With October 1st coming quickly, there isn't much time left before the grace period ends. Even if your practice is fully prepared for the transition, getting used to the new coding standards will likely result in slower processing times.

There are a few things you can do to make the transition period smoother for your practice, as well as for patients and third parties.

According to AHIMA, your practice should focus on three key areas to prepare for October 2016:

  • Mitigate Risk of Unspecified ICD-10 Codes
  • Hire a Credential Certified Professional Coder(s)
  • Check EMR Software

Mitigate Risk of Unspecified ICD-10 Codes

In an article written for AHIMA’s ICD-TEN newsletter, “Proactive practices are already conducting internal audits to identify trends in unspecified clinical documentation and diagnosis code assignment,” Christine Lee, MHA, RHIA, CCS, CPC, manager, provider practice audit services, CIOX Health, provides a host of ways that providers can make sure the new deadline passes with minimal disruptions.
Christine outlines a three-step process that can be utilized to mitigate the risk of unspecified ICD-10 Codes:
1. Review reports of top ICD-10 diagnosis codes, paying particular attention to identify unspecified codes.
2. Conduct analysis of diagnosis codes assigned by clinician and/or coder to identify any patterns or trends in unspecified ICD-10-CM (diagnosis) coding.
3. Review clinical documentation:
a. If more specific diagnosis codes can be assigned based on the documentation, provide education to the appropriate staff on proper code assignment.
b. If documentation is not complete for desired level of diagnosis specificity, provide clinical documentation improvement education to clinicians.

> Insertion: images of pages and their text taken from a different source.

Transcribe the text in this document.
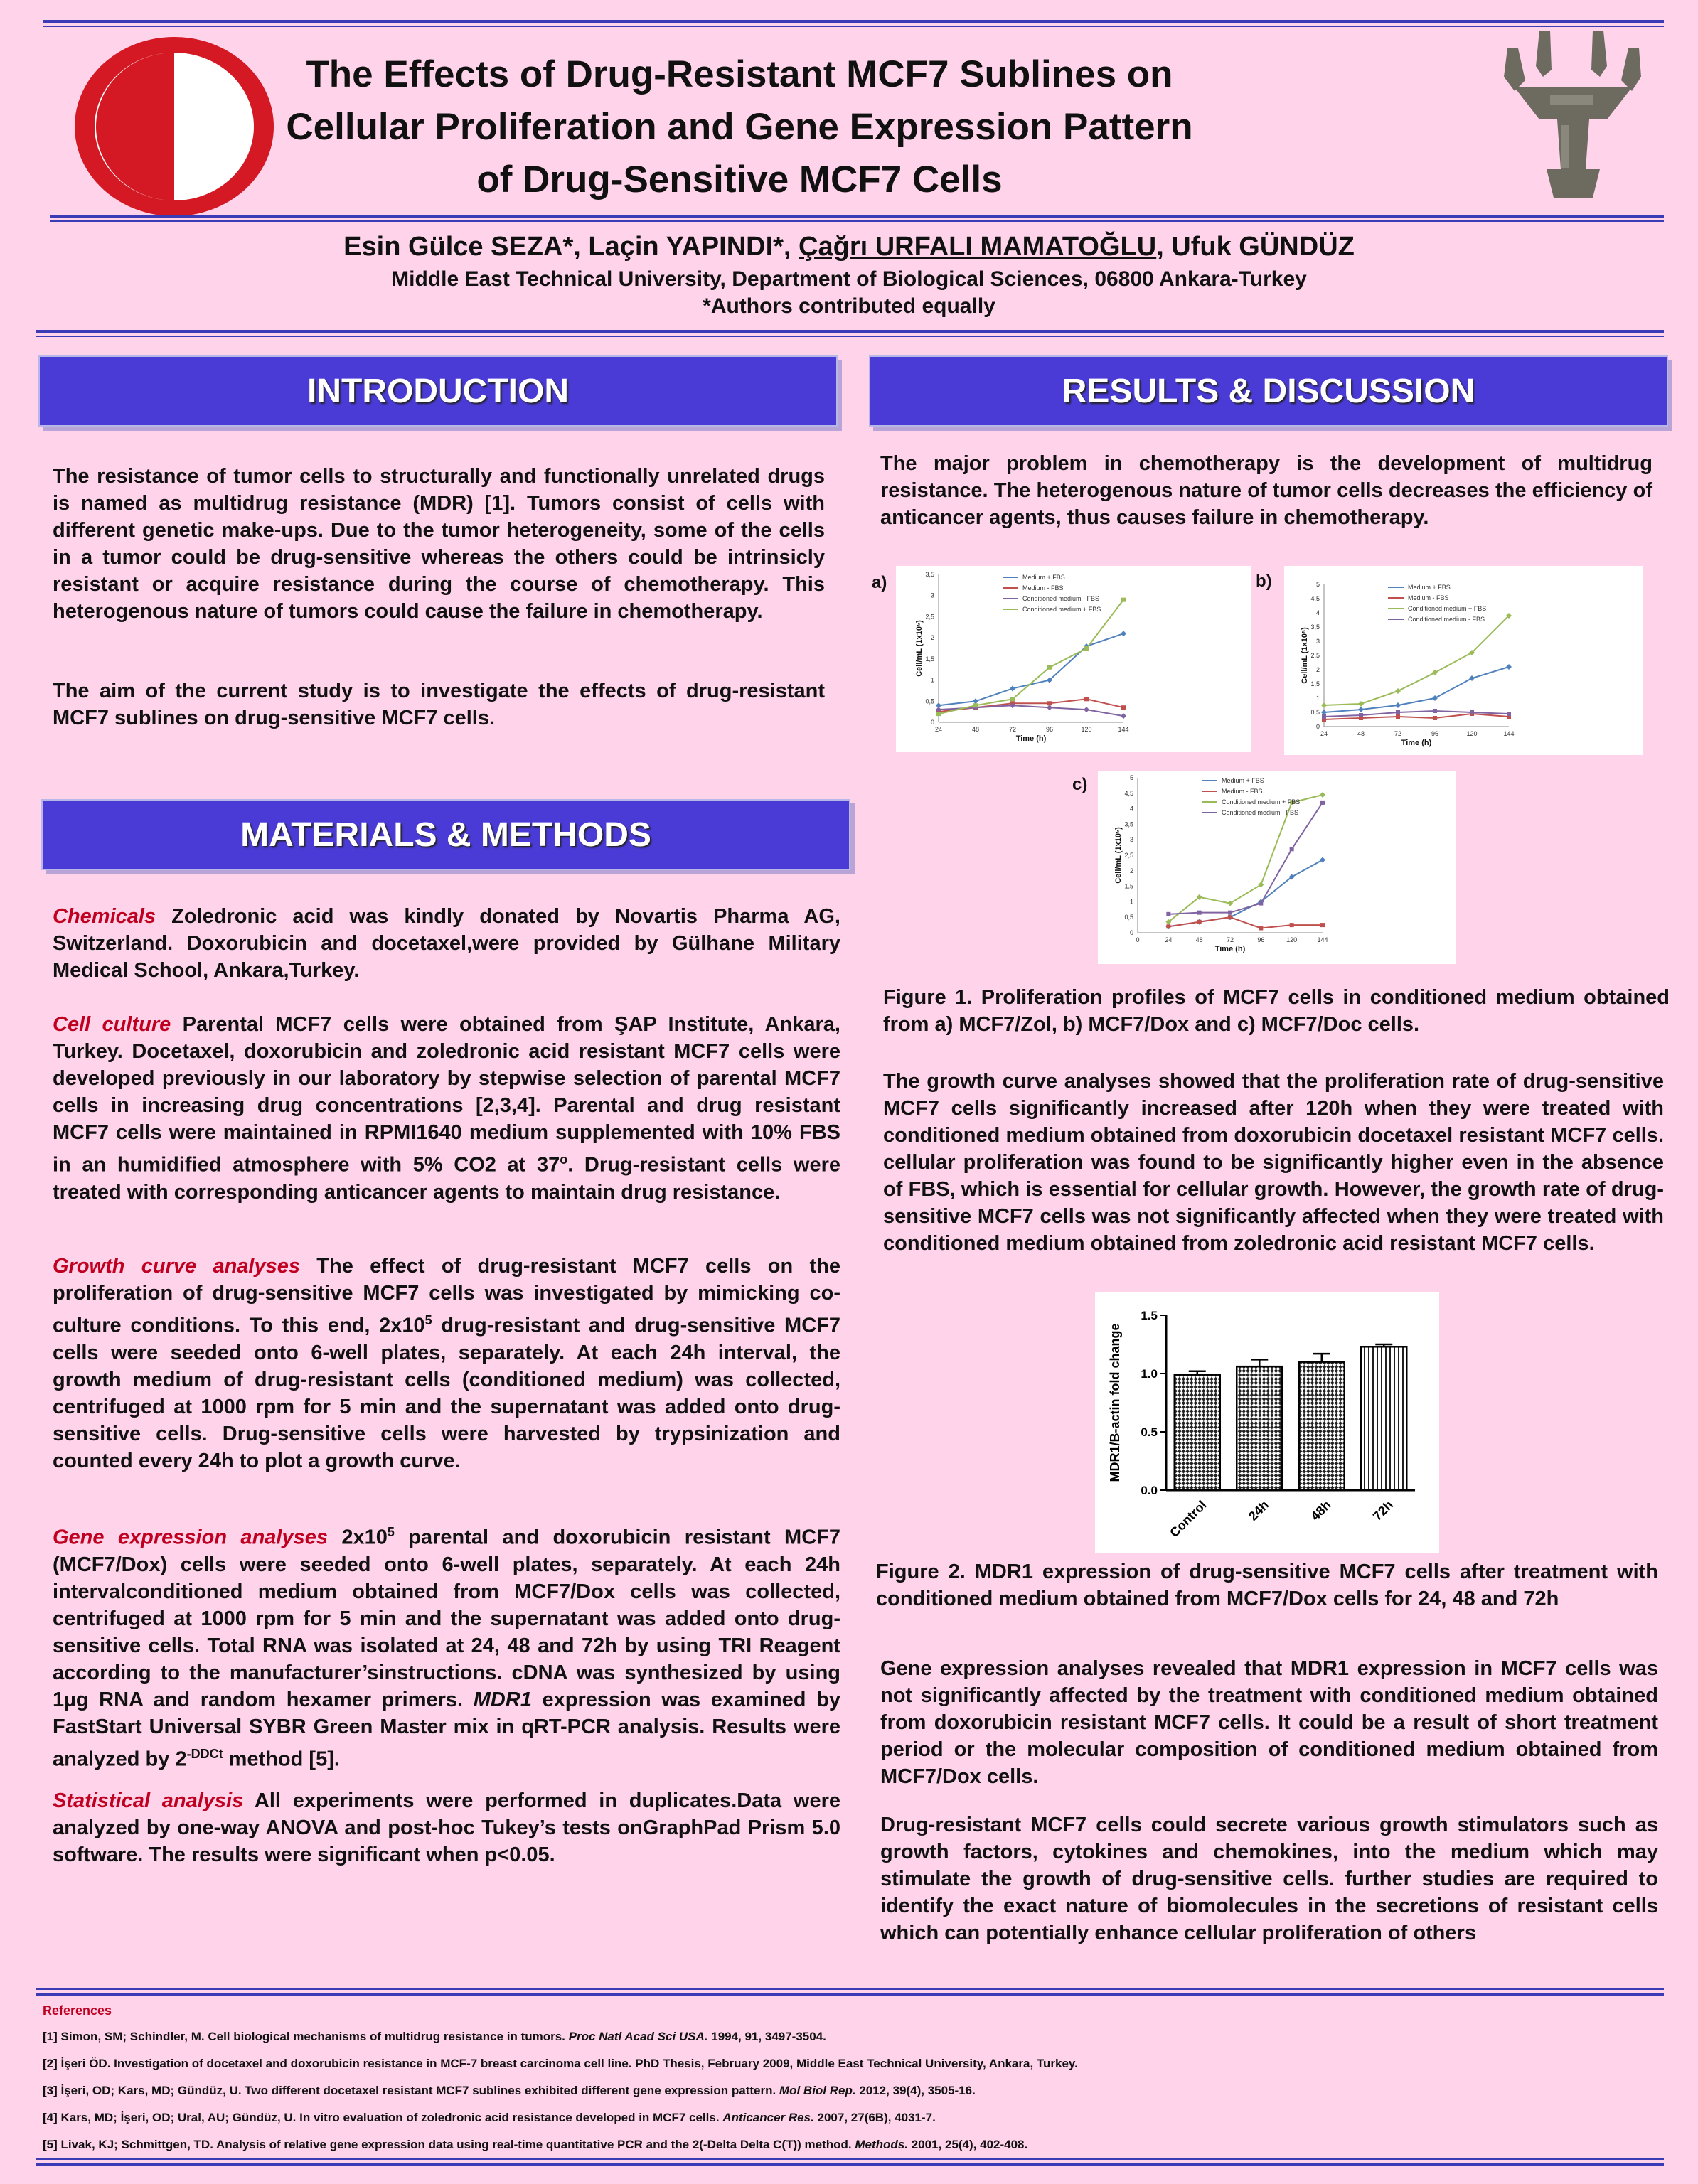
The Effects of Drug-Resistant MCF7 Sublines on Cellular Proliferation and Gene Expression Pattern of Drug-Sensitive MCF7 Cells
Esin Gülce SEZA*, Laçin YAPINDI*, Çağrı URFALI MAMATOĞLU, Ufuk GÜNDÜZ
Middle East Technical University, Department of Biological Sciences, 06800 Ankara-Turkey
*Authors contributed equally
INTRODUCTION
The resistance of tumor cells to structurally and functionally unrelated drugs is named as multidrug resistance (MDR) [1]. Tumors consist of cells with different genetic make-ups. Due to the tumor heterogeneity, some of the cells in a tumor could be drug-sensitive whereas the others could be intrinsicly resistant or acquire resistance during the course of chemotherapy. This heterogenous nature of tumors could cause the failure in chemotherapy.
The aim of the current study is to investigate the effects of drug-resistant MCF7 sublines on drug-sensitive MCF7 cells.
MATERIALS & METHODS
Chemicals Zoledronic acid was kindly donated by Novartis Pharma AG, Switzerland. Doxorubicin and docetaxel,were provided by Gülhane Military Medical School, Ankara,Turkey.
Cell culture Parental MCF7 cells were obtained from ŞAP Institute, Ankara, Turkey. Docetaxel, doxorubicin and zoledronic acid resistant MCF7 cells were developed previously in our laboratory by stepwise selection of parental MCF7 cells in increasing drug concentrations [2,3,4]. Parental and drug resistant MCF7 cells were maintained in RPMI1640 medium supplemented with 10% FBS in an humidified atmosphere with 5% CO2 at 37$^o$. Drug-resistant cells were treated with corresponding anticancer agents to maintain drug resistance.
Growth curve analyses The effect of drug-resistant MCF7 cells on the proliferation of drug-sensitive MCF7 cells was investigated by mimicking co-culture conditions. To this end, $2x10^5$ drug-resistant and drug-sensitive MCF7 cells were seeded onto 6-well plates, separately. At each 24h interval, the growth medium of drug-resistant cells (conditioned medium) was collected, centrifuged at 1000 rpm for 5 min and the supernatant was added onto drug-sensitive cells. Drug-sensitive cells were harvested by trypsinization and counted every 24h to plot a growth curve.
Gene expression analyses $2x10^5$ parental and doxorubicin resistant MCF7 (MCF7/Dox) cells were seeded onto 6-well plates, separately. At each 24h intervalconditioned medium obtained from MCF7/Dox cells was collected, centrifuged at 1000 rpm for 5 min and the supernatant was added onto drug-sensitive cells. Total RNA was isolated at 24, 48 and 72h by using TRI Reagent according to the manufacturer’sinstructions. cDNA was synthesized by using 1µg RNA and random hexamer primers. MDR1 expression was examined by FastStart Universal SYBR Green Master mix in qRT-PCR analysis. Results were analyzed by $2^{-DDCt}$ method [5].
Statistical analysis All experiments were performed in duplicates.Data were analyzed by one-way ANOVA and post-hoc Tukey’s tests onGraphPad Prism 5.0 software. The results were significant when p<0.05.
RESULTS & DISCUSSION
The major problem in chemotherapy is the development of multidrug resistance. The heterogenous nature of tumor cells decreases the efficiency of anticancer agents, thus causes failure in chemotherapy.
a)
0
0,5
1
1,5
2
2,5
3
3,5
24	48	72	96	120	144
Time (h)
Cell/mL (1x10⁵)
Medium + FBS
Medium - FBS
Conditioned medium - FBS
Conditioned medium + FBS
b)
0
0,5
1
1,5
2
2,5
3
3,5
4
4,5
5
24	48	72	96	120	144
Time (h)
Cell/mL (1x10⁵)
Medium + FBS
Medium - FBS
Conditioned medium + FBS
Conditioned medium - FBS
c)
0
0,5
1
1,5
2
2,5
3
3,5
4
4,5
5
0	24	48	72	96	120	144
Time (h)
Cell/mL (1x10⁵)
Medium + FBS
Medium - FBS
Conditioned medium + FBS
Conditioned medium - FBS
Figure 1. Proliferation profiles of MCF7 cells in conditioned medium obtained from a) MCF7/Zol, b) MCF7/Dox and c) MCF7/Doc cells.
The growth curve analyses showed that the proliferation rate of drug-sensitive MCF7 cells significantly increased after 120h when they were treated with conditioned medium obtained from doxorubicin docetaxel resistant MCF7 cells. cellular proliferation was found to be significantly higher even in the absence of FBS, which is essential for cellular growth. However, the growth rate of drug-sensitive MCF7 cells was not significantly affected when they were treated with conditioned medium obtained from zoledronic acid resistant MCF7 cells.
0.0
0.5
1.0
1.5
MDR1/B-actin fold change
Control	24h	48h	72h
Figure 2. MDR1 expression of drug-sensitive MCF7 cells after treatment with conditioned medium obtained from MCF7/Dox cells for 24, 48 and 72h
Gene expression analyses revealed that MDR1 expression in MCF7 cells was not significantly affected by the treatment with conditioned medium obtained from doxorubicin resistant MCF7 cells. It could be a result of short treatment period or the molecular composition of conditioned medium obtained from MCF7/Dox cells.
Drug-resistant MCF7 cells could secrete various growth stimulators such as growth factors, cytokines and chemokines, into the medium which may stimulate the growth of drug-sensitive cells. further studies are required to identify the exact nature of biomolecules in the secretions of resistant cells which can potentially enhance cellular proliferation of others
References
[1] Simon, SM; Schindler, M. Cell biological mechanisms of multidrug resistance in tumors. Proc Natl Acad Sci USA. 1994, 91, 3497-3504.
[2] İşeri ÖD. Investigation of docetaxel and doxorubicin resistance in MCF-7 breast carcinoma cell line. PhD Thesis, February 2009, Middle East Technical University, Ankara, Turkey.
[3] İşeri, OD; Kars, MD; Gündüz, U. Two different docetaxel resistant MCF7 sublines exhibited different gene expression pattern. Mol Biol Rep. 2012, 39(4), 3505-16.
[4] Kars, MD; İşeri, OD; Ural, AU; Gündüz, U. In vitro evaluation of zoledronic acid resistance developed in MCF7 cells. Anticancer Res. 2007, 27(6B), 4031-7.
[5] Livak, KJ; Schmittgen, TD. Analysis of relative gene expression data using real-time quantitative PCR and the 2(-Delta Delta C(T)) method. Methods. 2001, 25(4), 402-408.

Lee also stresses the importance of hiring a credentialing coding professional to evaluate code assignments, identify software errors, and conduct advanced ICD-10 training for non-specific documentation and coding problem areas.

If hiring a full-time coding professional is out of your budget, you may want to consider bringing in a temporary coding consulting or considering outsourcing your revenue cycle management.

Another critical step in preparing for the end of the ICD-10 grace period is checking your EMR software. Lee states that "since the 2015 CMS and AMA announcement regarding unspecified ICD-10 codes, physician practices have tended to maintain the status quo—relying on EMR software to suggest correct ICD-10 codes."

Check your EMR software to see if any glitches could be causing coding errors leading to claims rejections and reimbursement delays. 

AHIMA's ICD-TEN article lists these ICD-10 diagnosis areas as examples of specific encoder software issues that have been identified:
  • Motor vehicle accidents
  • Joint replacements
  • Traumatic fractures, tibia spine

Helpful Resources to Help You Prepare

The CMS website provides a variety of helpful tools to help your practice prepare in addition to AHIMA and AAPC.

If you haven't already taken advantage of the many online training sessions available and/or hired someone to provide training on-site, then you may want to consider it. 

Practices should have clear procedures in place to meet the ICD-10 coding guidelines, in addition to a plan to provide thorough training on an on-going basis for the new coding methods and regulations.